C'est en 1953 que Nicolas Bouvier, âgé de 24 ans, a pris la tangente pour la première fois. A l'Est toute, une odyssée fondatrice qui lui prend trois ans et le mène jusqu'au Japon, qui deviendra une terre d'inspiration.
Dès lors, Bouvier est devenu globe-trotteur professionnel. Et l'un des plus grands écrivains-voyageurs du XXe siècle, à partir de 1963 et de son Usage du monde, qui sonne comme le manifeste de toute sa démarche humaniste. Comme il fallait bien assurer le matériel - chez Bouvier on ne roule pas carrosse mais Topolino -, notre homme fit de sa passion un métier, publiant les reportages et les photos de ses pérégrinations.
Tâches moins amusantes, si on l'en croit, il fut aussi accompagnateur pour des tour-opérateurs, conférencier dans les Alliances françaises ou pour Connaissance du monde - tout en râlant contre les conditions et les obligations qu'on lui imposait. C'est pour ça aussi qu'on aime Bouvier : sa franchise, son sale caractère, son humour. Et son courage : il est toujours patraque, mais rien ne l'arrête.

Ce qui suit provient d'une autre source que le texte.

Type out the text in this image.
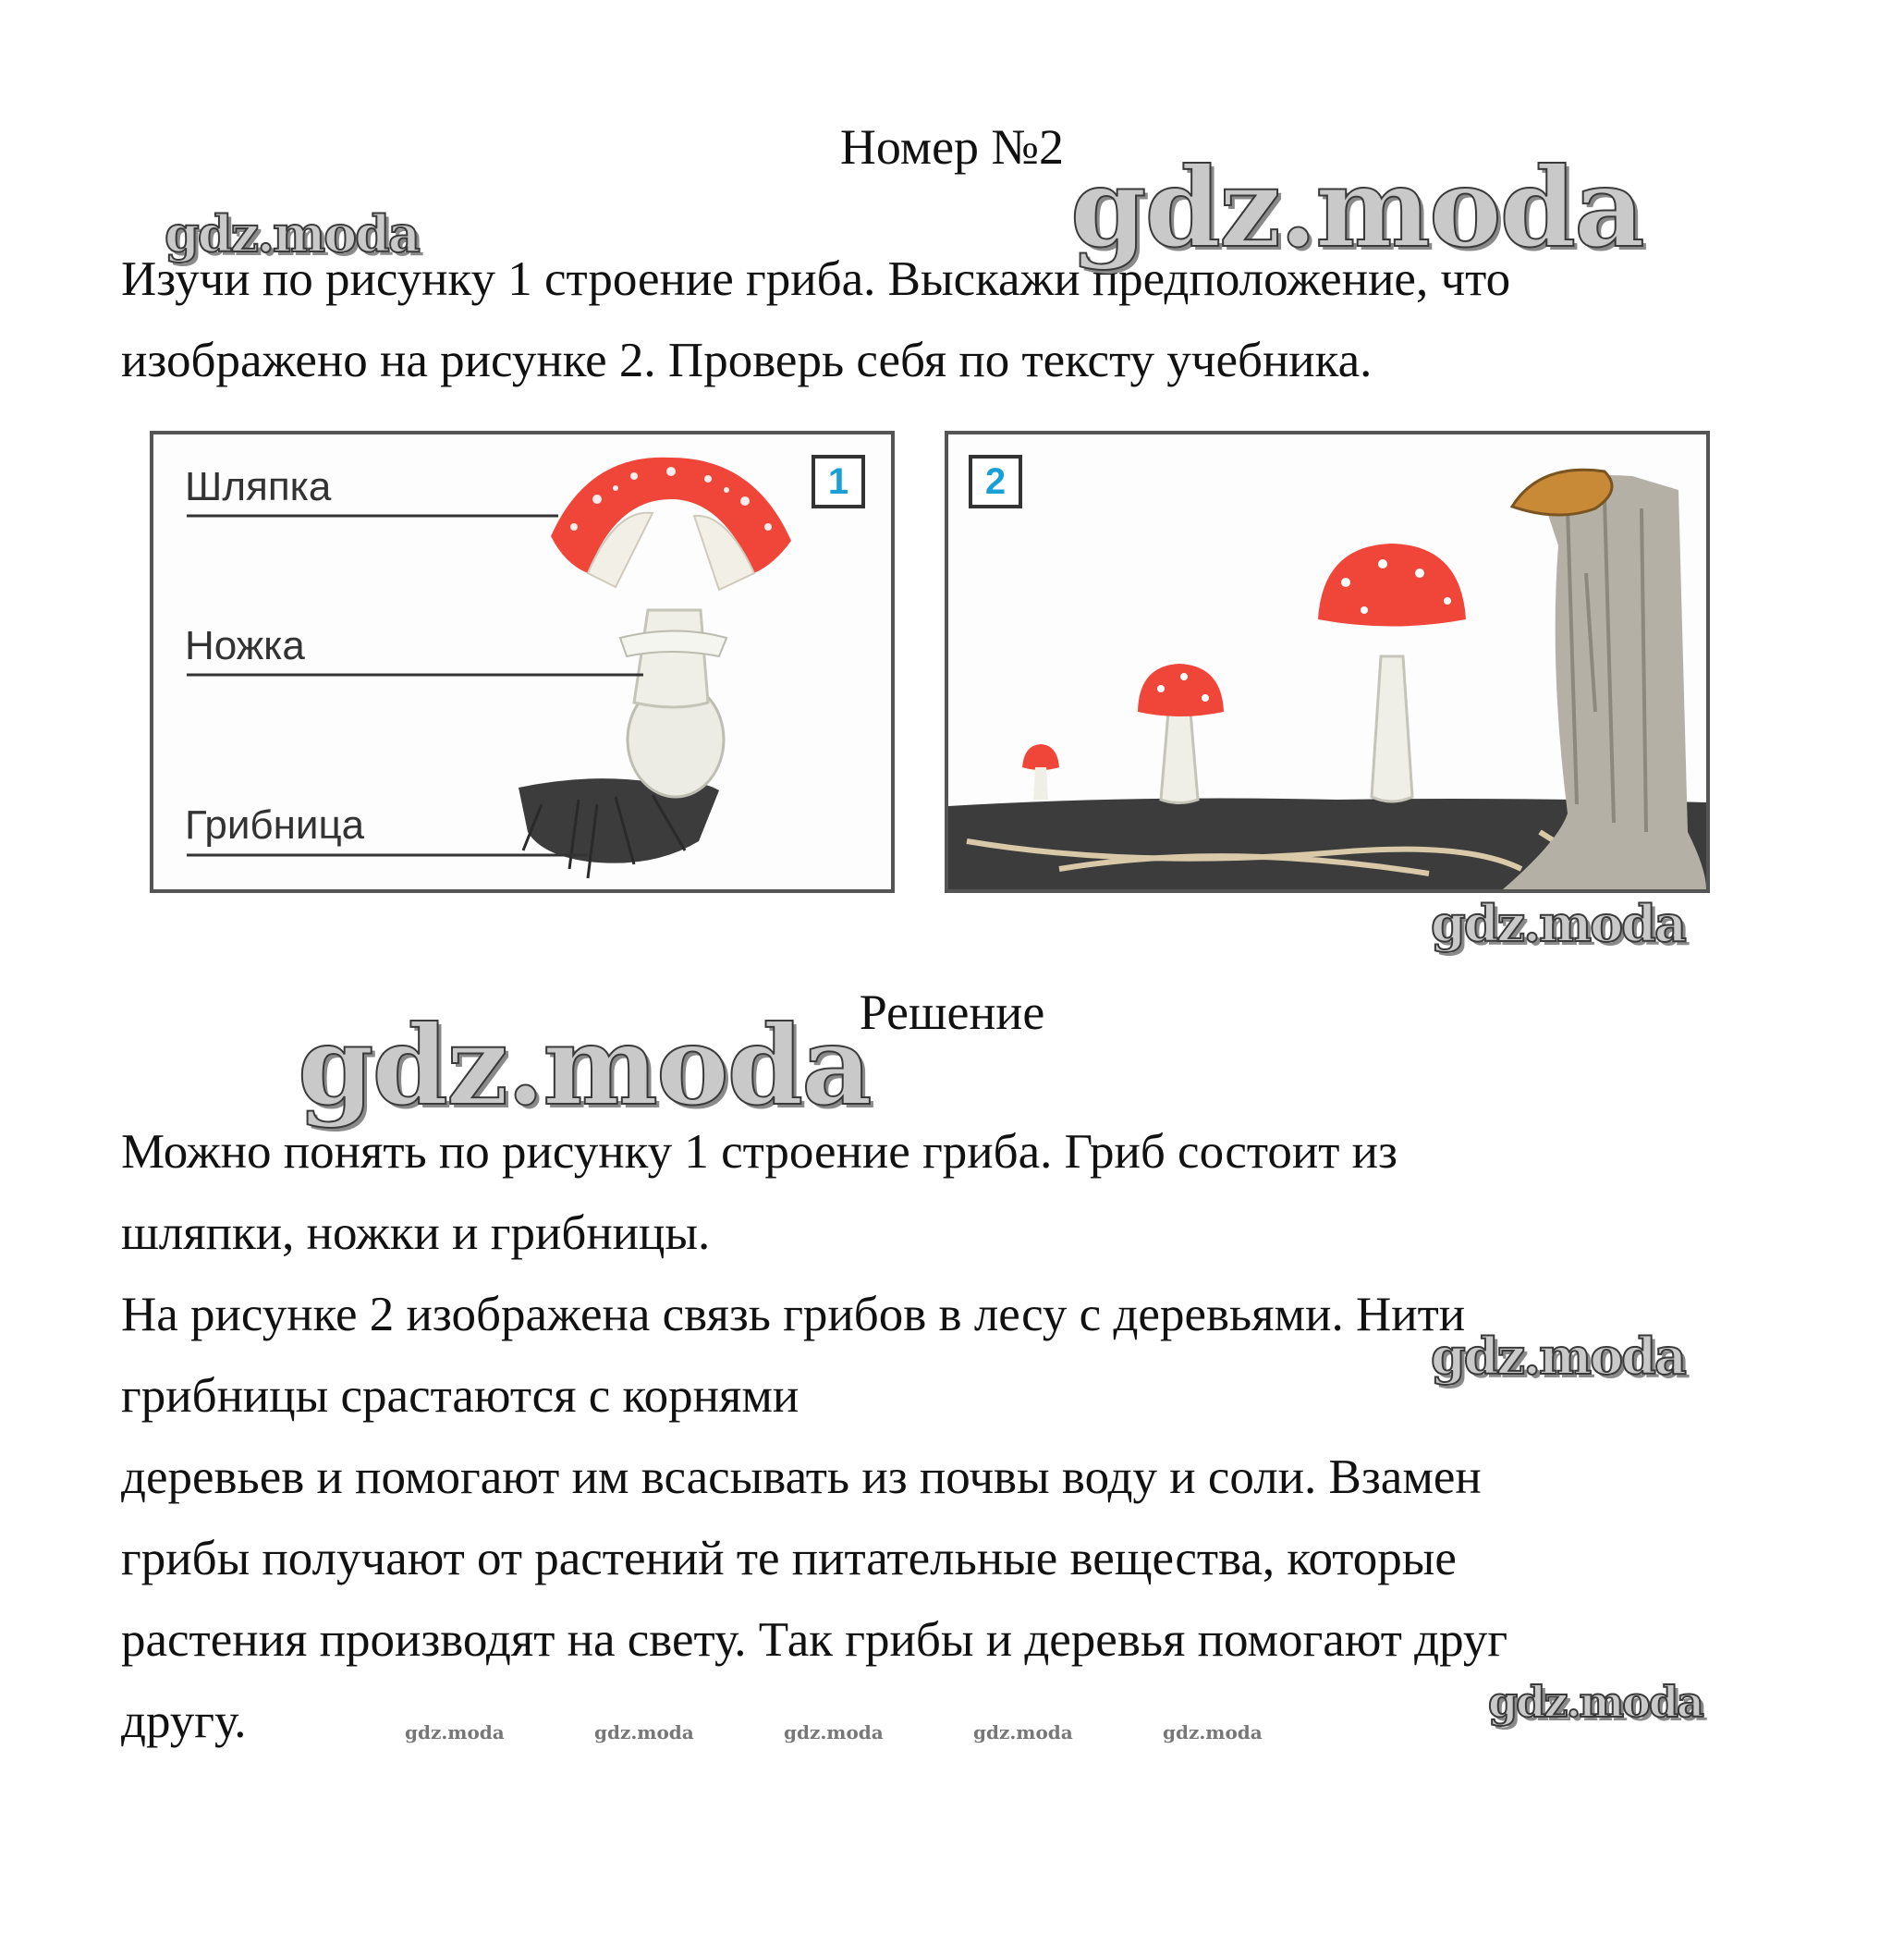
Номер №2

Изучи по рисунку 1 строение гриба. Выскажи предположение, что

изображено на рисунке 2. Проверь себя по тексту учебника.

Шляпка
Ножка
Грибница
1	2
Решение

Можно понять по рисунку 1 строение гриба. Гриб состоит из

шляпки, ножки и грибницы.

На рисунке 2 изображена связь грибов в лесу с деревьями. Нити

грибницы срастаются с корнями

деревьев и помогают им всасывать из почвы воду и соли. Взамен

грибы получают от растений те питательные вещества, которые

растения производят на свету. Так грибы и деревья помогают друг

другу.

gdz.moda	gdz.moda
gdz.moda
gdz.moda
gdz.moda
gdz.moda
gdz.moda	gdz.moda	gdz.moda	gdz.moda	gdz.moda
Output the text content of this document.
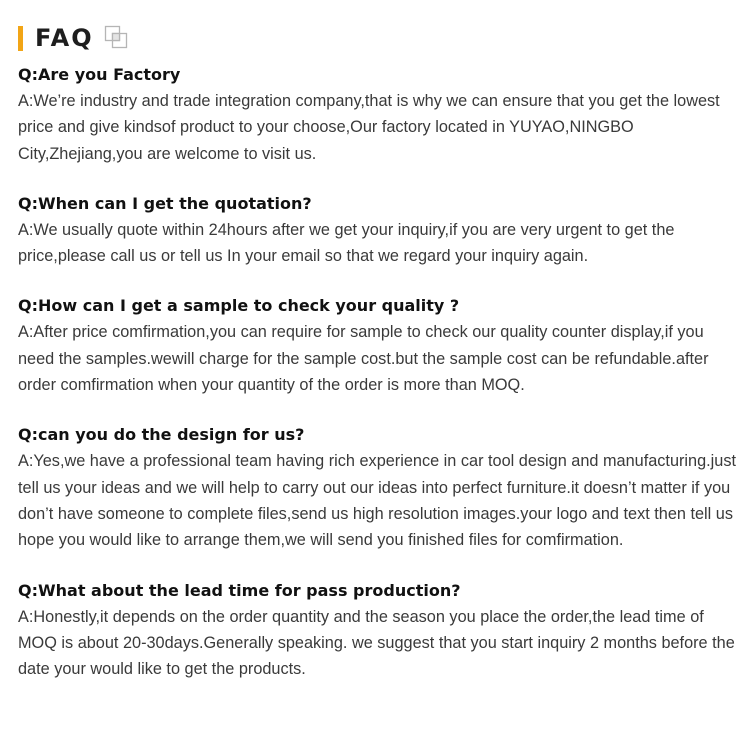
FAQ

Q:Are you Factory

A:We’re industry and trade integration company,that is why we can ensure that you get the lowest price and give kindsof product to your choose,Our factory located in YUYAO,NINGBO City,Zhejiang,you are welcome to visit us.

Q:When can I get the quotation?

A:We usually quote within 24hours after we get your inquiry,if you are very urgent to get the price,please call us or tell us In your email so that we regard your inquiry again.

Q:How can I get a sample to check your quality ?

A:After price comfirmation,you can require for sample to check our quality counter display,if you need the samples.wewill charge for the sample cost.but the sample cost can be refundable.after order comfirmation when your quantity of the order is more than MOQ.

Q:can you do the design for us?

A:Yes,we have a professional team having rich experience in car tool design and manufacturing.just tell us your ideas and we will help to carry out our ideas into perfect furniture.it doesn’t matter if you don’t have someone to complete files,send us high resolution images.your logo and text then tell us hope you would like to arrange them,we will send you finished files for comfirmation.

Q:What about the lead time for pass production?

A:Honestly,it depends on the order quantity and the season you place the order,the lead time of MOQ is about 20-30days.Generally speaking. we suggest that you start inquiry 2 months before the date your would like to get the products.
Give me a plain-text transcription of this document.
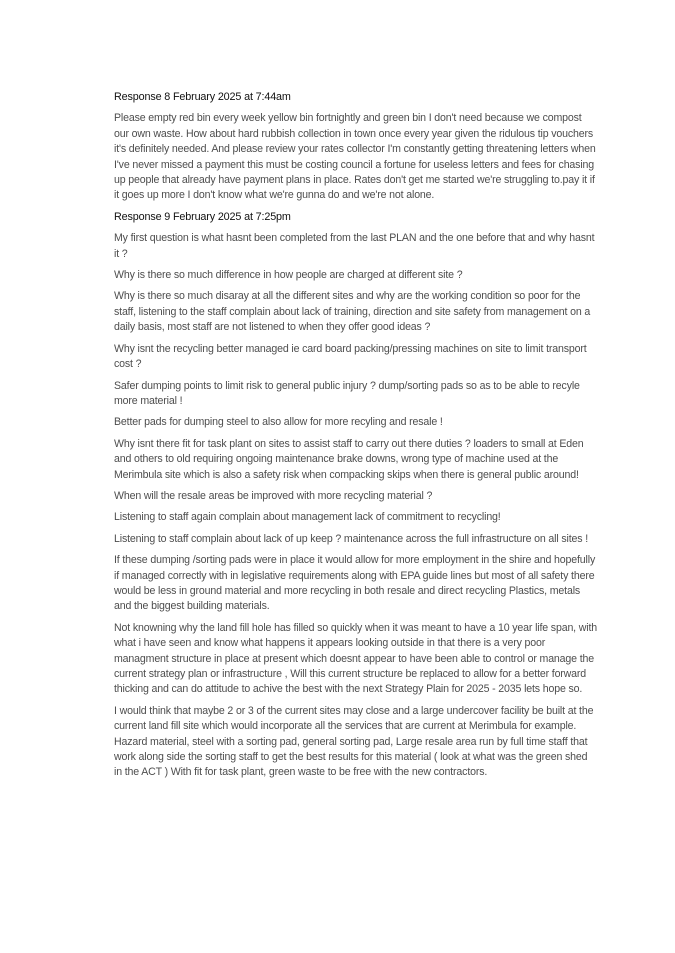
Response 8 February 2025 at 7:44am

Please empty red bin every week yellow bin fortnightly and green bin I don't need because we compost our own waste. How about hard rubbish collection in town once every year given the ridulous tip vouchers it's definitely needed. And please review your rates collector I'm constantly getting threatening letters when I've never missed a payment this must be costing council a fortune for useless letters and fees for chasing up people that already have payment plans in place. Rates don't get me started we're struggling to.pay it if it goes up more I don't know what we're gunna do and we're not alone.

Response 9 February 2025 at 7:25pm

My first question is what hasnt been completed from the last PLAN and the one before that and why hasnt it ?

Why is there so much difference in how people are charged at different site ?

Why is there so much disaray at all the different sites and why are the working condition so poor for the staff, listening to the staff complain about lack of training, direction and site safety from management on a daily basis, most staff are not listened to when they offer good ideas ?

Why isnt the recycling better managed ie card board packing/pressing machines on site to limit transport cost ?

Safer dumping points to limit risk to general public injury ? dump/sorting pads so as to be able to recyle more material !

Better pads for dumping steel to also allow for more recyling and resale !

Why isnt there fit for task plant on sites to assist staff to carry out there duties ? loaders to small at Eden and others to old requiring ongoing maintenance brake downs, wrong type of machine used at the Merimbula site which is also a safety risk when compacking skips when there is general public around!

When will the resale areas be improved with more recycling material ?

Listening to staff again complain about management lack of commitment to recycling!

Listening to staff complain about lack of up keep ? maintenance across the full infrastructure on all sites !

If these dumping /sorting pads were in place it would allow for more employment in the shire and hopefully if managed correctly with in legislative requirements along with EPA guide lines but most of all safety there would be less in ground material and more recycling in both resale and direct recycling Plastics, metals and the biggest building materials.

Not knowning why the land fill hole has filled so quickly when it was meant to have a 10 year life span, with what i have seen and know what happens it appears looking outside in that there is a very poor managment structure in place at present which doesnt appear to have been able to control or manage the current strategy plan or infrastructure , Will this current structure be replaced to allow for a better forward thicking and can do attitude to achive the best with the next Strategy Plain for 2025 - 2035 lets hope so.

I would think that maybe 2 or 3 of the current sites may close and a large undercover facility be built at the current land fill site which would incorporate all the services that are current at Merimbula for example. Hazard material, steel with a sorting pad, general sorting pad, Large resale area run by full time staff that work along side the sorting staff to get the best results for this material ( look at what was the green shed in the ACT ) With fit for task plant, green waste to be free with the new contractors.
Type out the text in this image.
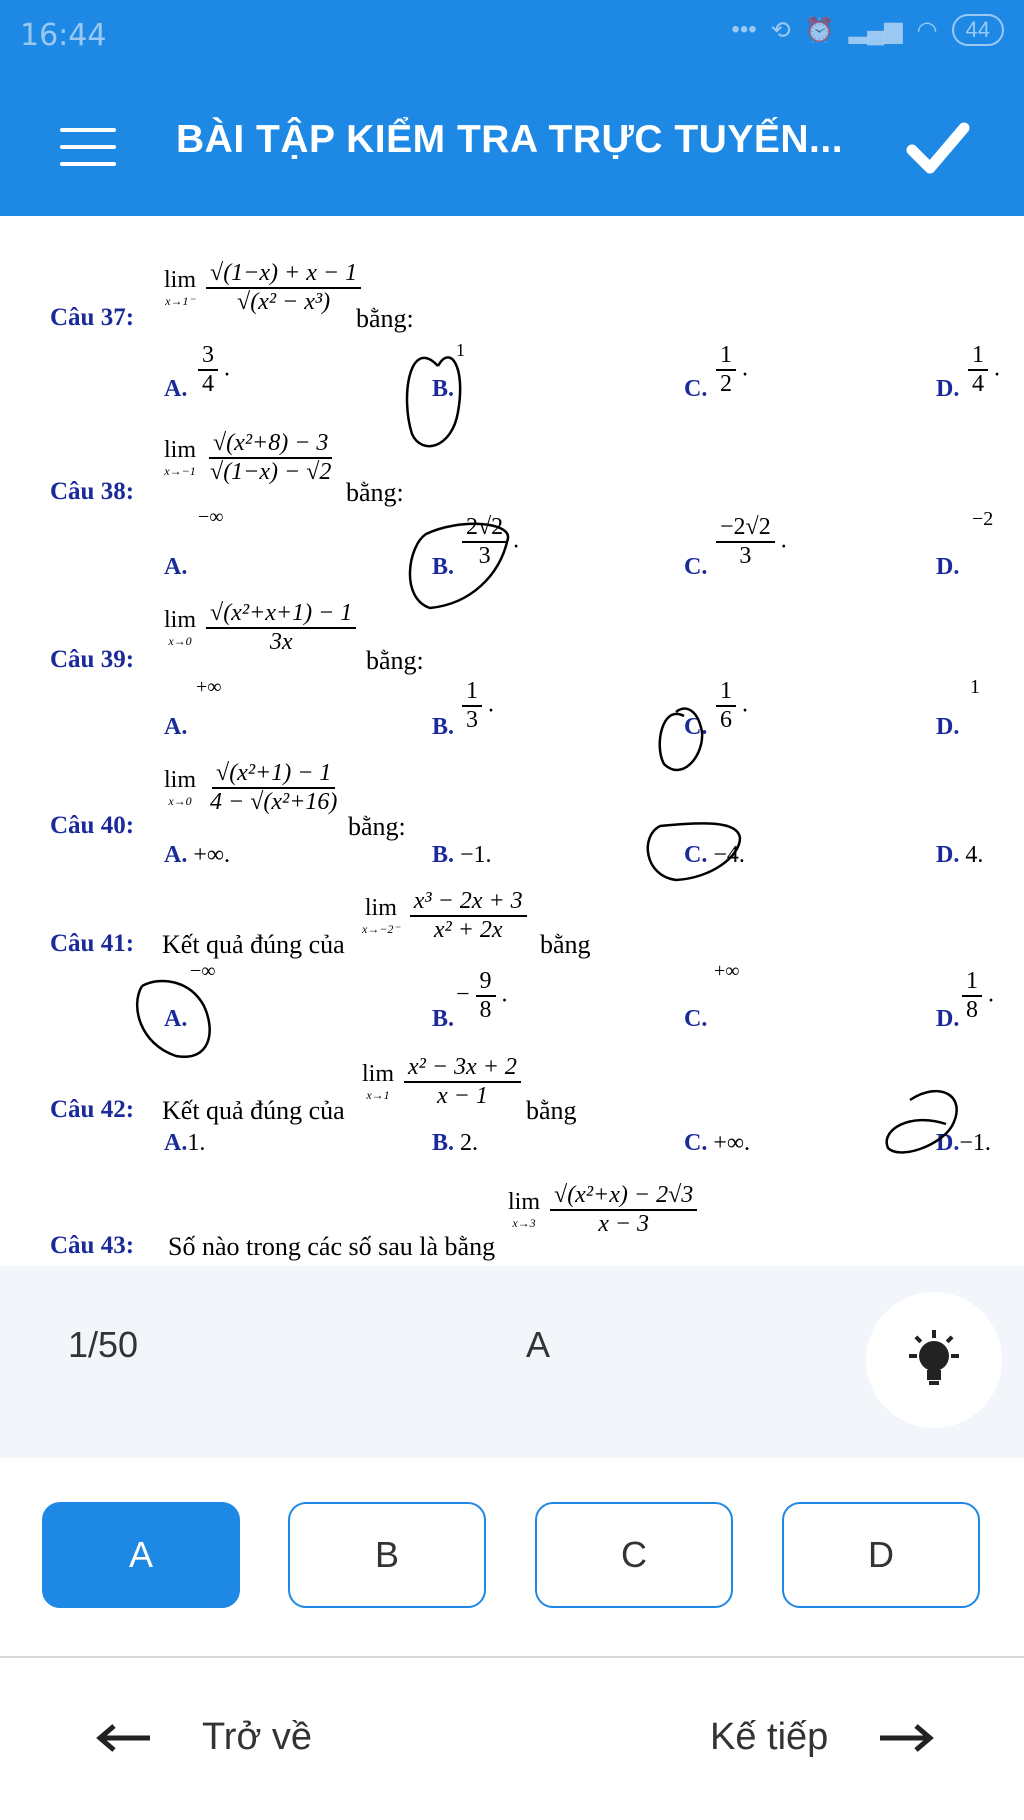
16:44	••• ⟲ ⏰ ▂▄▆ ◠	44
BÀI TẬP KIỂM TRA TRỰC TUYẾN...
Câu 37:
lim
x→1⁻
$\frac{√(1-x) + x - 1}{\text{√(x² − x³)}}$
bằng:
A. $\frac{3}{4}$ .
B.
1
C. $\frac{1}{2}$ .
D. $\frac{1}{4}$ .
Câu 38:
lim
x→−1
$\frac{\text{√(x²+8) − 3}}{√(1-x) - √2}$
bằng:
−∞
A.	B. $\frac{2√2}{3}$ .
C. $\frac{-2√2}{3}$ .
D.
−2
Câu 39:
lim
x→0
$\frac{\text{√(x²+x+1) − 1}}{3x}$
bằng:
+∞
A.	B. $\frac{1}{3}$ .
C. $\frac{1}{6}$ .
D.
1
Câu 40:
lim
x→0
$\frac{\text{√(x²+1) − 1}}{\text{4 − √(x²+16)}}$
bằng:
A. +∞.	B. −1.	C. −4.	D. 4.
Câu 41: Kết quả đúng của
lim
x→−2⁻
$\frac{\text{x³ − 2x + 3}}{\text{x² + 2x}}$
bằng
−∞
A.	B.
− $\frac{9}{8}$ .
C.
+∞
D. $\frac{1}{8}$ .
Câu 42: Kết quả đúng của
lim
x→1
$\frac{\text{x² − 3x + 2}}{x - 1}$
bằng
A.1.	B. 2.	C. +∞.	D.−1.
Câu 43: Số nào trong các số sau là bằng
lim
x→3
$\frac{\text{√(x²+x) − 2√3}}{x - 3}$
1/50	A
A	B	C	D
Trở về	Kế tiếp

Il a beaucoup voyagé, jusqu'à sa mort en 1998. Et beaucoup publié. Pas tout, semble-t-il, puisque deux spécialistes de son oeuvre, François Laut (auteur de la biographie Nicolas Bouvier : l'oeil qui écrit, (Payot, 2008) et Mario Pasa, ont retrouvé et rassemblé de quoi constituer un ultime recueil, ce Il faudra repartir dont le titre claque au vent comme un drapeau de prière tibétain. Le livre est composite, formé de sept textes, depuis un Genève-Copenhague de l'été 1948 jusqu'à un grand tour en Nouvelle-Zélande à l'été 1992, en passant par une balade en France en 1958, ou un séjour au Canada à l'automne 1991. Variété des destinations, disparité dans l'achèvement des textes : certains, comme le voyage en France, sont de simples "brèves de comptoir". L'Hexagone n'était sans doute pas assez exotique pour le Genevois errant ! En revanche, les ensembles consacrés au Maroc, parcouru à l'automne 1958, ou à l'Indonésie, sillonnée durant l'été 1970, sont remarquables.
Bouvier, qui venait d'Algérie où sévissait la sale guerre, passe dans un Maroc indépendant depuis deux ans à peine (en 1956), libre, pacifique, préfiguration de ce qui aurait pu advenir chez son turbulent voisin. On sait qu'il n'en fut rien. Quant à l'Indonésie, qu'il appelle "le pays de la grâce", il s'en trouve enchanté, préfère le Borobudur bouddhiste au Prambanan hindou, écrit quelques poèmes et note aussi : "Ce pays vous vient par clichés Kodak comme la poésie de Cendrars", son compatriote bourlingueur. Des clichés comme ça, on en redemande, d'autant qu'aujourd'hui Bouvier aurait du mal à trouver ses chères pellicules. Sic transit... Seule l'oeuvre demeure : Il faudra repartir, s'il n'égale pas L'usage du monde, le Journal d'Aran et d'autres lieux ni même Le poisson-scorpion, vient y prendre sa place, et nous invite à relire Bouvier.